Il breve soggiorno di Alina presso il monastero, sotteso dalla speranza di recuperare il profondo rapporto con l'amica per "rifarsi" una vita insieme andando a lavorare su una nave da crociera, è lo spunto per raccontare la peccaminosa innocenza di ogni potere di gruppo, manipolatorio e coercitivo quanto auto-ipnotico. Alina non riuscirà, nonostante i tentativi e le buone intenzioni, a convertirsi ad una religione e ad uno stile di vita chiuso e disciplinato da regole troppo ferree e perderà quindi la tanto agognata intimità con Voichita, ormai coinvolta nella sua nuova vita monastica dove è protetta da una sorta di madre spirituale e da un padre-pope.
Alina si farà allora exemplum di espiazioni purificanti e martìri cristologici sconvolgendo il coriaceo assetto di un’intera comunità religiosa, ma diverrà anche una tragica anti-eroina attorno alla quale ruoteranno domande irrisolte e colpe condivise.
Tra istituzioni al collasso e un'economia arretrata e confusa nel passaggio che dalla dittatura al consumismo non ha saputo ripristinare un reale e diffuso benessere, si centrifuga l'inevitabile con il predestinato. Mungiu tuttavia non giudica i suoi personaggi, non li assolve e non li condanna ma punta il dito  sull'anarchico avvicendarsi di situazioni che esplodono quasi inconsapevolmente e per accumulo di ingovernabili conseguenze, prima fra tutte quella che scaturisce dall'impossibilità di scegliere liberamente il proprio futuro.

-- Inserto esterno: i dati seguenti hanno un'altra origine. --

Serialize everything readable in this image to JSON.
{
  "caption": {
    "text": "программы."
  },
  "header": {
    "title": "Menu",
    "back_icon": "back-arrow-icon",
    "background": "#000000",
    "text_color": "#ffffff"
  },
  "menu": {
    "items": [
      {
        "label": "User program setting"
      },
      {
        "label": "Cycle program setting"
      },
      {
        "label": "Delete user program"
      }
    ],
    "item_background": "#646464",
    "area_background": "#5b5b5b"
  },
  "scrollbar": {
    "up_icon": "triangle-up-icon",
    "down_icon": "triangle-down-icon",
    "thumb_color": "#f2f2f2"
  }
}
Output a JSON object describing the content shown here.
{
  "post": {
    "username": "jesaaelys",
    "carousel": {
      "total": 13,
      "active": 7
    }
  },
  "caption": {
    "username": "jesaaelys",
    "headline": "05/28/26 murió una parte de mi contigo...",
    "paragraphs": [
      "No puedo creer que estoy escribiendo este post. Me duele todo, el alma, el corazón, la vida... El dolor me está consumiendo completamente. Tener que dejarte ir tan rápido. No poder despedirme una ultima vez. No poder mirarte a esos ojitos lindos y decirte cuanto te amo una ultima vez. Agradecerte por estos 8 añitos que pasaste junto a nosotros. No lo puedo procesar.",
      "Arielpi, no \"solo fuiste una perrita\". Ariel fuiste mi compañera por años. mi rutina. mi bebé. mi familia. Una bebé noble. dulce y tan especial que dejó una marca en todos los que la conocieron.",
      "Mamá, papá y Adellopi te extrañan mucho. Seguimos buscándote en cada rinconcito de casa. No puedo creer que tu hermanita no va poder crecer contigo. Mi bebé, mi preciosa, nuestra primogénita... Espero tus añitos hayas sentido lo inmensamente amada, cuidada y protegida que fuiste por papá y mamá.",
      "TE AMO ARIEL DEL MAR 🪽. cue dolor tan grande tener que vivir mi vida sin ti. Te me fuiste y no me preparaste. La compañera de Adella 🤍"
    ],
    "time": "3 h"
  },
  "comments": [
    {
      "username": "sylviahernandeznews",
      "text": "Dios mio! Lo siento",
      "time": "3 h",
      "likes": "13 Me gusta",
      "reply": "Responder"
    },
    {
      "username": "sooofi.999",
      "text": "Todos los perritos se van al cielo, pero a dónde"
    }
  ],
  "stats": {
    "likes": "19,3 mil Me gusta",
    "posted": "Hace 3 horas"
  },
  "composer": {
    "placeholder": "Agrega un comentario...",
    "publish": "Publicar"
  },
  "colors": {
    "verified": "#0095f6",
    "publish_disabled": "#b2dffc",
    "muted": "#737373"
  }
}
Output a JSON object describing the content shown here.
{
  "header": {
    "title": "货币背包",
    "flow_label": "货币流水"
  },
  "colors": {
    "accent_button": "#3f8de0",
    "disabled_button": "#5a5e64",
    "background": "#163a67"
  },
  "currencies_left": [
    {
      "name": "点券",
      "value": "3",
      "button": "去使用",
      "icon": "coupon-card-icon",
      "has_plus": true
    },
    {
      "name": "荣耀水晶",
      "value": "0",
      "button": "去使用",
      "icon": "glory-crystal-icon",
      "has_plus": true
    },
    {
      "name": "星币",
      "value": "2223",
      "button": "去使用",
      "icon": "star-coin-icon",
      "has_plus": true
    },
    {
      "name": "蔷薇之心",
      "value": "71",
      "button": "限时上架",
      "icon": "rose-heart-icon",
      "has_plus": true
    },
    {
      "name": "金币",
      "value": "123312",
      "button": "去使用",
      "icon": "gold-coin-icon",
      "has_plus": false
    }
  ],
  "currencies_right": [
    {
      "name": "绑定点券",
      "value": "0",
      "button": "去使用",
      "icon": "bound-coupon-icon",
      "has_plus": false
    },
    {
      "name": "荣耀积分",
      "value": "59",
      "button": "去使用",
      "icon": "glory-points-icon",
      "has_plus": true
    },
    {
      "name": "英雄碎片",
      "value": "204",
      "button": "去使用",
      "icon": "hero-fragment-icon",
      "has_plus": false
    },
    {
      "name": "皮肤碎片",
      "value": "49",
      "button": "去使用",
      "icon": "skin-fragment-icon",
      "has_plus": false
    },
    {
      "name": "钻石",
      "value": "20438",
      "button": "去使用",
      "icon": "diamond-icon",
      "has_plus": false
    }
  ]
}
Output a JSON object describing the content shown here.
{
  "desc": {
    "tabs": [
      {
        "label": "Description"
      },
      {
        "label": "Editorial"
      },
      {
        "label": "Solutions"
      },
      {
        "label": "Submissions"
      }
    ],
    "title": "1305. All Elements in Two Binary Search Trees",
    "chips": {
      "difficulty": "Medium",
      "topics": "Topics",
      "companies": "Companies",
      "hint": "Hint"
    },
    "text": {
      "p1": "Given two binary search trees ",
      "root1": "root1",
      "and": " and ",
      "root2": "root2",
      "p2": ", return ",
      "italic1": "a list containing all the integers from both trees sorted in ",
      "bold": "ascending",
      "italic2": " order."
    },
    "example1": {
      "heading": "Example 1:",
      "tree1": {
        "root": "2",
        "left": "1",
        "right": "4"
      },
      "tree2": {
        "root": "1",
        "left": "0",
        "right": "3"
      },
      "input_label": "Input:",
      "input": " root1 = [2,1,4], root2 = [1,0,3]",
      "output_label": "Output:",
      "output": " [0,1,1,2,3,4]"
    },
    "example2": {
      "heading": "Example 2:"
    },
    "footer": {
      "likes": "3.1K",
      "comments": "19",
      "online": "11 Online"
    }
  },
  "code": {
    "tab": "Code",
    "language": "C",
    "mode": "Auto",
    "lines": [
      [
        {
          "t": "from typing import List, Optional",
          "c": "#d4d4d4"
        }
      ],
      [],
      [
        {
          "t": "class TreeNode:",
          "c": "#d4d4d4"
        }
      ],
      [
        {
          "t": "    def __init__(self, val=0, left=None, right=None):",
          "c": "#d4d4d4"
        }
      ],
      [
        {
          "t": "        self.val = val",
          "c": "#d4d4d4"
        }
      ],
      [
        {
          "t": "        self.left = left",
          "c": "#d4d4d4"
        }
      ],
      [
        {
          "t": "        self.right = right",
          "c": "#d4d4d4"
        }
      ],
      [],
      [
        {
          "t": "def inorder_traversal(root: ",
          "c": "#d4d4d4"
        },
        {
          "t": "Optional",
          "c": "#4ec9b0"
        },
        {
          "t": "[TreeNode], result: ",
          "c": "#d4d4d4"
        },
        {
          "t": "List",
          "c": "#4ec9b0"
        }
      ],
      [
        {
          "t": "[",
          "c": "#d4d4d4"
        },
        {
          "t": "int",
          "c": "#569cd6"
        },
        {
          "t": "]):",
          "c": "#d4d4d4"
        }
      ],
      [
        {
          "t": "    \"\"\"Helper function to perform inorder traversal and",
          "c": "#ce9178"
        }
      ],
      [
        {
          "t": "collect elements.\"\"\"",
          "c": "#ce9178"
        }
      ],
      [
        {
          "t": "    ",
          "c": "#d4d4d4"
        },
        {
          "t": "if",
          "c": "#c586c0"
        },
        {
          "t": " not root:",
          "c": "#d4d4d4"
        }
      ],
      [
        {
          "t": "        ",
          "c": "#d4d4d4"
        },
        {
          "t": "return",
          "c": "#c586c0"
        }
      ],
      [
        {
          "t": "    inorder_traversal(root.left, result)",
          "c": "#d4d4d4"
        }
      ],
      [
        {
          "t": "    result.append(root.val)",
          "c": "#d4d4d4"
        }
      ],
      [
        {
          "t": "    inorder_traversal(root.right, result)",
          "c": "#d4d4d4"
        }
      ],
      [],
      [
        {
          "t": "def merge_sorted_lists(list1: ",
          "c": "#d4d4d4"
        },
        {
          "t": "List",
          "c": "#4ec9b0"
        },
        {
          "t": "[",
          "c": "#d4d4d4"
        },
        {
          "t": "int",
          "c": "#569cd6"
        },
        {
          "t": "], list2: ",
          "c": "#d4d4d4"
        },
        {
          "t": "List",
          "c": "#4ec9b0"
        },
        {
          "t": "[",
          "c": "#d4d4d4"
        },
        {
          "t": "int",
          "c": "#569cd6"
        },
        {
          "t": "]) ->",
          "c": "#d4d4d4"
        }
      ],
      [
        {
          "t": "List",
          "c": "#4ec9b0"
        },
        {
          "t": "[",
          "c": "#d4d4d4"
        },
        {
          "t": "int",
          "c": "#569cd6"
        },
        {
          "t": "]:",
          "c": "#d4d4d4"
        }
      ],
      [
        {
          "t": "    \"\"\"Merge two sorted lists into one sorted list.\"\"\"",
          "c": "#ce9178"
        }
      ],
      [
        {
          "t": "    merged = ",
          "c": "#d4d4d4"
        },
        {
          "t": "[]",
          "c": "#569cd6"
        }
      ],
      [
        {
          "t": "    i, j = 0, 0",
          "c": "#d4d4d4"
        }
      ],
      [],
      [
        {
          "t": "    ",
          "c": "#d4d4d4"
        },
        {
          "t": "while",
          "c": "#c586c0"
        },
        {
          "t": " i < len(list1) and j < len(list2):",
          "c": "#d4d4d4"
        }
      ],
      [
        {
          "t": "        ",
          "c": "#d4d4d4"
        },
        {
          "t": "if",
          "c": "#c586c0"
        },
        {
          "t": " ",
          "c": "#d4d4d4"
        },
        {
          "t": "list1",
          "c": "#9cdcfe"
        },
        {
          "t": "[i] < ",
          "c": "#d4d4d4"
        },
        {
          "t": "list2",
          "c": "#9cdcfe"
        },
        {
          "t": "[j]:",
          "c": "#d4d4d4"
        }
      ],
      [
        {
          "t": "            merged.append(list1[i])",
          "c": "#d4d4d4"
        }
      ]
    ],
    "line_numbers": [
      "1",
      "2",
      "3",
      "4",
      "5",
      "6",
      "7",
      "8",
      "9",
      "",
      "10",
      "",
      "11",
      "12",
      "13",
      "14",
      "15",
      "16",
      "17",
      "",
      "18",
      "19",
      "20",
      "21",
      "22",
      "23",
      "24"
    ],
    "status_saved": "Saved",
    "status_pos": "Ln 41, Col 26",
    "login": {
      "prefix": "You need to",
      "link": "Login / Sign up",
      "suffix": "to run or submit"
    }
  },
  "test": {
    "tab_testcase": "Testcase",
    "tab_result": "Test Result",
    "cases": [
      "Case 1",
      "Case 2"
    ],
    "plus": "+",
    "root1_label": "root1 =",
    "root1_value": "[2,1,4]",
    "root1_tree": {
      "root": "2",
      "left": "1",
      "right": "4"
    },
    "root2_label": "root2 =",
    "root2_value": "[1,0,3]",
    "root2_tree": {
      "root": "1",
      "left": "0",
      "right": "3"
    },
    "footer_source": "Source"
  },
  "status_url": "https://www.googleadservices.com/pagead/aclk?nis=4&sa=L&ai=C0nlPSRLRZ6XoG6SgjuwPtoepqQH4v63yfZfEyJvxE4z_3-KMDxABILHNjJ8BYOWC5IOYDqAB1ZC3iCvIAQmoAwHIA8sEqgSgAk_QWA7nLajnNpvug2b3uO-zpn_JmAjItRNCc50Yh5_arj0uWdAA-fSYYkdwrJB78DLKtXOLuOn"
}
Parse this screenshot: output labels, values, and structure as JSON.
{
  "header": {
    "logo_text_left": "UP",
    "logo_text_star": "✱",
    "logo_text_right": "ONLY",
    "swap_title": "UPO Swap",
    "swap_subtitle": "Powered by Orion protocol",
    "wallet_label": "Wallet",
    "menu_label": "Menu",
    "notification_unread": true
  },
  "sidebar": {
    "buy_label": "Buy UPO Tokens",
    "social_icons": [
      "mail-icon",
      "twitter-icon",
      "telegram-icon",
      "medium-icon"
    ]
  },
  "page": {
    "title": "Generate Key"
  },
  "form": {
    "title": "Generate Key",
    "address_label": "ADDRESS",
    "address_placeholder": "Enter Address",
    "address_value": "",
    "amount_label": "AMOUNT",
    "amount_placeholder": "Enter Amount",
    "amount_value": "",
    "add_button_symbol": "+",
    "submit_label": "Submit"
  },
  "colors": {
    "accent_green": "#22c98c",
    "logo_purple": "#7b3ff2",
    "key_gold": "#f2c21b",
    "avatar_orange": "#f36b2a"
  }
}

Raccontato da volti e sguardi senza scampo e da una commovente fotografia curata in ogni suo scarno ma preciso dettaglio, Oltre le colline non nasconde ammiccamenti né ricorre a facili slogan demagogici, tanto meno cerca complicità con lo spettatore. Regia e sceneggiatura si preoccupano piuttosto di rappresentare un affresco umano dove le cose esistono per come il caos le ha disposte sulla sua feroce scacchiera lasciandole precipitare e inciampare contro quel cul de sac dove la povertà estrema e l’assenza di solidi riferimenti, trasformano il quotidiano affanno nel muro ineluttabile della “catastrofe”.